A group of Toronto police officers who are barred from marching in the city’s Pride Parade in uniform this weekend are in New York City to instead walk alongside NYPD officers in that city’s pride march.
A contingent of about 100 people, which includes Toronto police officers, civilian employees with the TPS, some correctional officers and officers from other police forces across southern Ontario, arrived in the Big Apple to participate in pride festivities there following Pride Toronto’s decision to ban uniformed officers from this weekend’s parade along Yonge Street.
The trip was organized after the Gay Officers Action League (GOAL) of New York extended an invitation to Toronto police officers in May.
In January, the membership of Pride Toronto voted to ban uniformed officers from this year’s parade in the wake of a protest from members of Black Lives Matter- Toronto that briefly halted the event last year.
“We are delighted and overwhelmed by the support in New York City and that New York was able to get it right,” Toronto Police Association President Mike McCormack told CP24 on Saturday morning, as he got ready to board a flight to New York. “Our wish and our hope is that Toronto organizers get it right next year.”
However not everyone in New York is greeting the Toronto contingent with open arms. Spekaing with CP24 Saturday in New York, a local Black Lives Matter organizer said the participation of uniformed officers who have been banned from another Pride ceremony amounts to a “slap in the face” for black communities.
“If you’re talking about diversity and inclusion, let’s think of the people who are enforcing these policies that are explosive, that are racially biased – it’s the police,” said BLM of Greater New York’s Hawke Newsom.
However McCormack said that while there are police issues that need work, excluding one group from the parade puts “a bigger wedge” between communities.
Police Chief Mark Saunders has said that it is important that the TPS takes a step back from its formal participation in the Toronto Pride Parade this year in order to allow important conversations to take place.
McCormack, however, told CP24 on Saturday that the decision to ban officers from wearing their uniform in the parade is an “insult” to his members.
“It is an insult to the people here who have been working so hard to say that there has been no inroads and that this relationship is fractured,” he said
For her part, the executive director of Pride Toronto has previously said that the ban on uniformed police at this year’s pride parade is not necessarily a permanent one.
"We are utterly welcoming to LGBTQ+ members of the police service and their allies.
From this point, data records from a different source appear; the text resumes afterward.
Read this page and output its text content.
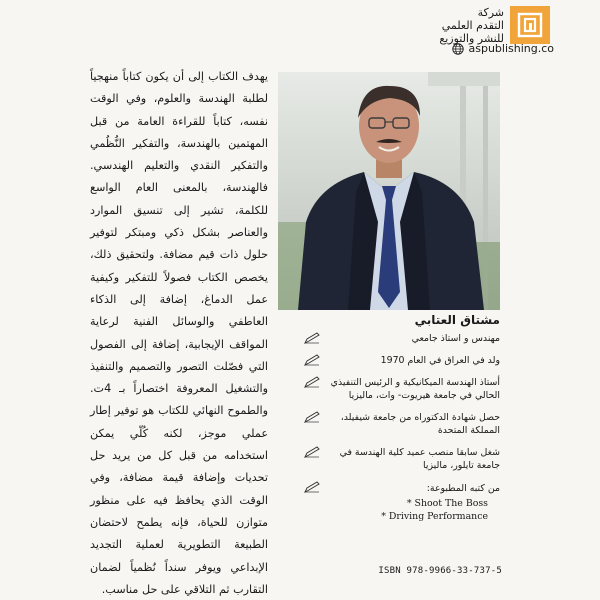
شركة
التقدم العلمي
للنشر والتوزيع
aspublishing.co

يهدف الكتاب إلى أن يكون كتاباً منهجياً لطلبة الهندسة والعلوم، وفي الوقت نفسه، كتاباً للقراءة العامة من قبل المهتمين بالهندسة، والتفكير النُّظُمي والتفكير النقدي والتعليم الهندسي. فالهندسة، بالمعنى العام الواسع للكلمة، تشير إلى تنسيق الموارد والعناصر بشكل ذكي ومبتكر لتوفير حلول ذات قيم مضافة. ولتحقيق ذلك، يخصص الكتاب فصولاً للتفكير وكيفية عمل الدماغ، إضافة إلى الذكاء العاطفي والوسائل الفنية لرعاية المواقف الإيجابية، إضافة إلى الفصول التي فصّلت التصور والتصميم والتنفيذ والتشغيل المعروفة اختصاراً بـ 4ت. والطموح النهائي للكتاب هو توفير إطار عملي موجز، لكنه كُلّي يمكن استخدامه من قبل كل من يريد حل تحديات وإضافة قيمة مضافة، وفي الوقت الذي يحافظ فيه على منظور متوازن للحياة، فإنه يطمح لاحتضان الطبيعة التطويرية لعملية التجديد الإبداعي ويوفر سنداً نُظمياً لضمان التقارب ثم التلاقي على حل مناسب.

مشتاق العتابي
مهندس و استاذ جامعي
ولد في العراق في العام 1970
أستاذ الهندسة الميكانيكية و الرئيس التنفيذي الحالي في جامعة هيريوت- وات، ماليزيا
حصل شهادة الدكتوراه من جامعة شيفيلد، المملكة المتحدة
شغل سابقا منصب عميد كلية الهندسة في جامعة تايلور، ماليزيا
من كتبه المطبوعة:
Shoot The Boss *
Driving Performance *
ISBN 978-9966-33-737-5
But what we are asking this year is that they not wear their uniform, that they not bring all the aspects of their uniform until we are able to have conversations with those parts of our community that feel that this is not appropriate to what they would like to celebrate in a parade,” Olivia Nuamah said in May.
Though McCormack has described the ban on uniformed officers as a “step backwards” away from inclusion, members of Black Lives Matter – Toronto have contended that the presence of uniformed and armed cops at the parade doesn’t feel inclusive for some members of the black community who have had negative experiences with police.
The group has also said that until the TPS addresses concerns around carding, police brutality and “anti-black racism,” uniformed officers shouldn’t be welcome at the parade.
“I think this shows that they haven’t actually been listening to the community. The community for the last year have been talking about the ways police need to be accountable and instead of actually acknowledging that and actually putting step forwards to address anti blackness they are actually just acting like high schoolers who didn’t get the invite to the party,” Black Lives Matter – Toronto co-founder Rodney Diverlus told CP24 on Saturday afternoon. “I think it is quite petty. There are more serious issues that need to be dealt with.”
Diverlus said that for his group to even consider supporting the return of uniformed officers to the pride parade, the Toronto Police Service would first have to “acknowledge that yes anti-black racism does exist.”
“They haven’t even gotten there yet. Police need to acknowledge that and actually show the community and show black queer folks that they are making the commitment to actually do this work,” he said. “They haven’t. It has been a whole year of just complaining.”
In September, Pride Toronto issued a wide-ranging statement in which it apologized for its “history of anti-blackness'' and "repeated marginalization of the marginalized.”